If you're claiming the screen size is the browser size, you've provided more fingerprintable information. Browser viewport sizes are more numerous than screen sizes.

I'm assuming Tor Browser doesn't actually alter the CSS stylesheet layout engine, so here's a quick way around that: Construct a CSS stylesheet that styles a div a certain way based on the media query size. Encode the success or failure of the media queries in the width of the element and then read out the width of the element to tell if the browser is lying to you. Even if the browser throttles CSS queries, you'll still know that a lie happened, which is an extra fingerprinting bit.

If you're thinking of prohibiting dynamic CSS, you'll break all sorts of harmless JS - and still not fix the problem. You could maintain two sets of computed layouts, of course, but that would break JavaScript layout scripts (e.g. masonry.js). The option that breaks no scripts is to lock browser widths to rendering at specific viewports - if Tor Browser does that, then it probably has adequately resisted this particular fingerprinting vector, at the expense of some user experience.

Just tested on latest TOR Browser. It limits the viewport sizes to a small set (multiples of 200px I think). The JS `screen.width` etc are undefined. The media queries can only query the viewport size, not the screen size.
> We cannot be inconsistent about our lies: if we were to, say, lie about the screen resolution but still handle media queries faithfully, then not only can the fingerprinter see through our lie, it can use the fact that we lied as extra information.

Depends on to whom we lie.

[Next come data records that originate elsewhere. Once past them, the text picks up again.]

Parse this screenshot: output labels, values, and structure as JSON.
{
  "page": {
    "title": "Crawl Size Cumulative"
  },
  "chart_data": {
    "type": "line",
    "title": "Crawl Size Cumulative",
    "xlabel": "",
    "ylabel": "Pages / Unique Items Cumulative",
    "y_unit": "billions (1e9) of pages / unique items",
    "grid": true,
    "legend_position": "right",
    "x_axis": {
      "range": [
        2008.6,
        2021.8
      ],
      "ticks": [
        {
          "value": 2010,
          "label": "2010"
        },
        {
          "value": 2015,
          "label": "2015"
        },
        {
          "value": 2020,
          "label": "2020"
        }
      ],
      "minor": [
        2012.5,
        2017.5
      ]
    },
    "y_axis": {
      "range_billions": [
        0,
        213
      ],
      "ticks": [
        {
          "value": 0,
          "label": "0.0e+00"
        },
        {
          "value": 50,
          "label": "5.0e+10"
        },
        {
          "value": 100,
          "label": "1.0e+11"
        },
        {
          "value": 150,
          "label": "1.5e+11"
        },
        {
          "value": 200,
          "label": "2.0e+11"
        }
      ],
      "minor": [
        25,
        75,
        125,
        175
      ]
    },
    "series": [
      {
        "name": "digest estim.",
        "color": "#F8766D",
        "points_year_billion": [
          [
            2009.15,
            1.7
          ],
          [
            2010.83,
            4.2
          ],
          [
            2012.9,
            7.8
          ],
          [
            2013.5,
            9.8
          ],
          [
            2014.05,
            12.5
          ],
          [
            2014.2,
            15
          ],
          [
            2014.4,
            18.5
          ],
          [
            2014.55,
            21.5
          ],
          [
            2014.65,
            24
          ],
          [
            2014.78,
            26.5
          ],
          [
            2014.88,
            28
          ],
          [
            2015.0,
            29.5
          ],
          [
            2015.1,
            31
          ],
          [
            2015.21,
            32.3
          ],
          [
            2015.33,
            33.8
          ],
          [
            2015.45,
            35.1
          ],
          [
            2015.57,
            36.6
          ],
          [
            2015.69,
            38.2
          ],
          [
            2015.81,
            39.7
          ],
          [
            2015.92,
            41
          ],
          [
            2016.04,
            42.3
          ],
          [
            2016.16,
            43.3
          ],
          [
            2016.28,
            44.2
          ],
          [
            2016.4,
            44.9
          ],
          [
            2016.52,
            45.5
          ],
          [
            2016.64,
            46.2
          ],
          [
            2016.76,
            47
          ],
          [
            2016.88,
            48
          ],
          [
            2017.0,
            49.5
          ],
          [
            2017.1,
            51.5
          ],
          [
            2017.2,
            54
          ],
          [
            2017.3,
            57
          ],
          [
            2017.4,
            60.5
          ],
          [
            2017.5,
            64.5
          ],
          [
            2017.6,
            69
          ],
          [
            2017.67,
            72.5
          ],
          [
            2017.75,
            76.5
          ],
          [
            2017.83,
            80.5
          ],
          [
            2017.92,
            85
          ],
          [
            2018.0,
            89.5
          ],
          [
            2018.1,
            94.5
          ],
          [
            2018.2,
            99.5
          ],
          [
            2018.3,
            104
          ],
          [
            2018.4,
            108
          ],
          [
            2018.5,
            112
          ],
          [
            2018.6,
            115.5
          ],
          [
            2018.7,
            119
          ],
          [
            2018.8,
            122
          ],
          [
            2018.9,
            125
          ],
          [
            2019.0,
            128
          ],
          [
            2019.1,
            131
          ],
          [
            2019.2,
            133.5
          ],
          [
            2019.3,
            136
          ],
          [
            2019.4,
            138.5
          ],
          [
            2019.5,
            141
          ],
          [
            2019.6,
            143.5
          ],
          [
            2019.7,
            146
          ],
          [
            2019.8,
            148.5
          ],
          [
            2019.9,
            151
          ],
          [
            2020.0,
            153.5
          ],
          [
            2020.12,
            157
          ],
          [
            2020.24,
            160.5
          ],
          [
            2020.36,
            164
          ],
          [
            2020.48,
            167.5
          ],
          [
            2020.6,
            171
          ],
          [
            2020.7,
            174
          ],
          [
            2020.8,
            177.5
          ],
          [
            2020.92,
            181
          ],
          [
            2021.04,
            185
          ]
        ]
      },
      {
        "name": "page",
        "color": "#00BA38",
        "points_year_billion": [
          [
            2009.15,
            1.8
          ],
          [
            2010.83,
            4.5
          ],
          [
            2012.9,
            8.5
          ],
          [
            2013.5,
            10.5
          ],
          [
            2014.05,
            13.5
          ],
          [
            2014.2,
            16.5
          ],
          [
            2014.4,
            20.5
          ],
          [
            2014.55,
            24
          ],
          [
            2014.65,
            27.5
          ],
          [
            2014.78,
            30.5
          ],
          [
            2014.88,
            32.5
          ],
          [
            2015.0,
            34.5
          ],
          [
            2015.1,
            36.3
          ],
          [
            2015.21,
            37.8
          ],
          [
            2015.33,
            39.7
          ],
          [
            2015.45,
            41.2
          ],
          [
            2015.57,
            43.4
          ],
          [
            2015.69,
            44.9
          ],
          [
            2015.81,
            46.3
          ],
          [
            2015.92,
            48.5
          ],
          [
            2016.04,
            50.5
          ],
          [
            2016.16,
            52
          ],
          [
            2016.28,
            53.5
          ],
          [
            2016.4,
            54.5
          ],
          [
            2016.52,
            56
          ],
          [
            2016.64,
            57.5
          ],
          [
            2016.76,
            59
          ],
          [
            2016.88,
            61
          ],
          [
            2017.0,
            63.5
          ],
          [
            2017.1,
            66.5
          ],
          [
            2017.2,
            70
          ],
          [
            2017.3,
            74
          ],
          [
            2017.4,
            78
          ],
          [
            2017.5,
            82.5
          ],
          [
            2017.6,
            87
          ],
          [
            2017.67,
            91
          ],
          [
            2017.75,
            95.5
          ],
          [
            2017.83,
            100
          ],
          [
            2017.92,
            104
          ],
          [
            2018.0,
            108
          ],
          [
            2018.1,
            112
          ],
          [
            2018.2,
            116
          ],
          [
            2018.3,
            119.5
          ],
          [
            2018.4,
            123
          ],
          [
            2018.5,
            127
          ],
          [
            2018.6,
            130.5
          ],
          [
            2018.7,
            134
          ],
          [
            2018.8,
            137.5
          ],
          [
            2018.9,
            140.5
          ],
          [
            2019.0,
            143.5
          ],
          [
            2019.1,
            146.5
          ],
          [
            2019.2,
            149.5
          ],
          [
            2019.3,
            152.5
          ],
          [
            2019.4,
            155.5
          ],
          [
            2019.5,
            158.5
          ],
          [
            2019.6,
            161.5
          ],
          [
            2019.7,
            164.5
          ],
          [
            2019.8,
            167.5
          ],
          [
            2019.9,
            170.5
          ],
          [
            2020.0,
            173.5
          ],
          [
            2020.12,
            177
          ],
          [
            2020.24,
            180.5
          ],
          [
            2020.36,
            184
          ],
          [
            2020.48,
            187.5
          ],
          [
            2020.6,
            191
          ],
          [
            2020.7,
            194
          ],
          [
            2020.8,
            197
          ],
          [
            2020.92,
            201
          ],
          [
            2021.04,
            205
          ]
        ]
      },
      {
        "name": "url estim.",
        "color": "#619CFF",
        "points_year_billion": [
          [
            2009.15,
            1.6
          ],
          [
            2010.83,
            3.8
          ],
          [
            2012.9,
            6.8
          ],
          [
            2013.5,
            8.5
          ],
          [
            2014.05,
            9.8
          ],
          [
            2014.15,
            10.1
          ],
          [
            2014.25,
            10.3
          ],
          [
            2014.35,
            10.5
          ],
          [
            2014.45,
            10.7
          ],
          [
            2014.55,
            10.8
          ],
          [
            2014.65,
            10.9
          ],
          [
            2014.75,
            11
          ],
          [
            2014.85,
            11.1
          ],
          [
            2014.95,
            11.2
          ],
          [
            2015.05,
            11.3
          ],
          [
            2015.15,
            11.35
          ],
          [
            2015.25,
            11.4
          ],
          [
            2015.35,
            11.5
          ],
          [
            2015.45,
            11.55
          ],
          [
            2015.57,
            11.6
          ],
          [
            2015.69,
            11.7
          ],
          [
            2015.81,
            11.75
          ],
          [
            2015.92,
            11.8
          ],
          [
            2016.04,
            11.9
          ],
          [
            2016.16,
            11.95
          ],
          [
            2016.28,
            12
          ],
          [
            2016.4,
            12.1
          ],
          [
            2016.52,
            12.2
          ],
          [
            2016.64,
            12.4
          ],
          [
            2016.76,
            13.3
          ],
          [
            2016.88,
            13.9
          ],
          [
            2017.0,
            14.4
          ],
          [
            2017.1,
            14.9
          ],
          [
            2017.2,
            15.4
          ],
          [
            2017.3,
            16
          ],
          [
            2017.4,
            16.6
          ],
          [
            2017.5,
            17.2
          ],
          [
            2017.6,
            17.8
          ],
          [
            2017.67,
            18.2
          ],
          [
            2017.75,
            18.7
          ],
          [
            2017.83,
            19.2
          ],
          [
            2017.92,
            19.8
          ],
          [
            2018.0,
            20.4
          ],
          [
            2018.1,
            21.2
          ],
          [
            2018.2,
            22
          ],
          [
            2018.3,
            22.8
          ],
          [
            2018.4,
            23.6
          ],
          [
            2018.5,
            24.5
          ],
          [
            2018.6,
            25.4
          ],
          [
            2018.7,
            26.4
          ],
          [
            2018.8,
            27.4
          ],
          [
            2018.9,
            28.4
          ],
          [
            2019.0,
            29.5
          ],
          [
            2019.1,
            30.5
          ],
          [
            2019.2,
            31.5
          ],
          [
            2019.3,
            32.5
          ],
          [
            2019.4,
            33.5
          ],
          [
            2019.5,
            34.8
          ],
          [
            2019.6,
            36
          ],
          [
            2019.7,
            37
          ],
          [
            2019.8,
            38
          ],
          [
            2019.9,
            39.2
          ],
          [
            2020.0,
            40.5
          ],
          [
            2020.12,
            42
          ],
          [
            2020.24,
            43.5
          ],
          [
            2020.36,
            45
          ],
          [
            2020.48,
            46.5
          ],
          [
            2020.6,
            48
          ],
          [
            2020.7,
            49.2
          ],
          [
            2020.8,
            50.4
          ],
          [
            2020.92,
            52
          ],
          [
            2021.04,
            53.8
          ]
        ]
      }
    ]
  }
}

The OS usually[1] should not lie to the browser and the browser has to know the truth to do its duty and for example render the page.

The browser lying to the server is a different story. Not a simple story, but in principle there is no reason the server needs to learn rendering details from the client.

[1] Location faking apps are one example where OS lying works with little downsides.

If the browser doesn't lie while rendering the page, then JavaScript can deduce the window size by measuring elements on the page. And obviously JavaScript can send this information to the server.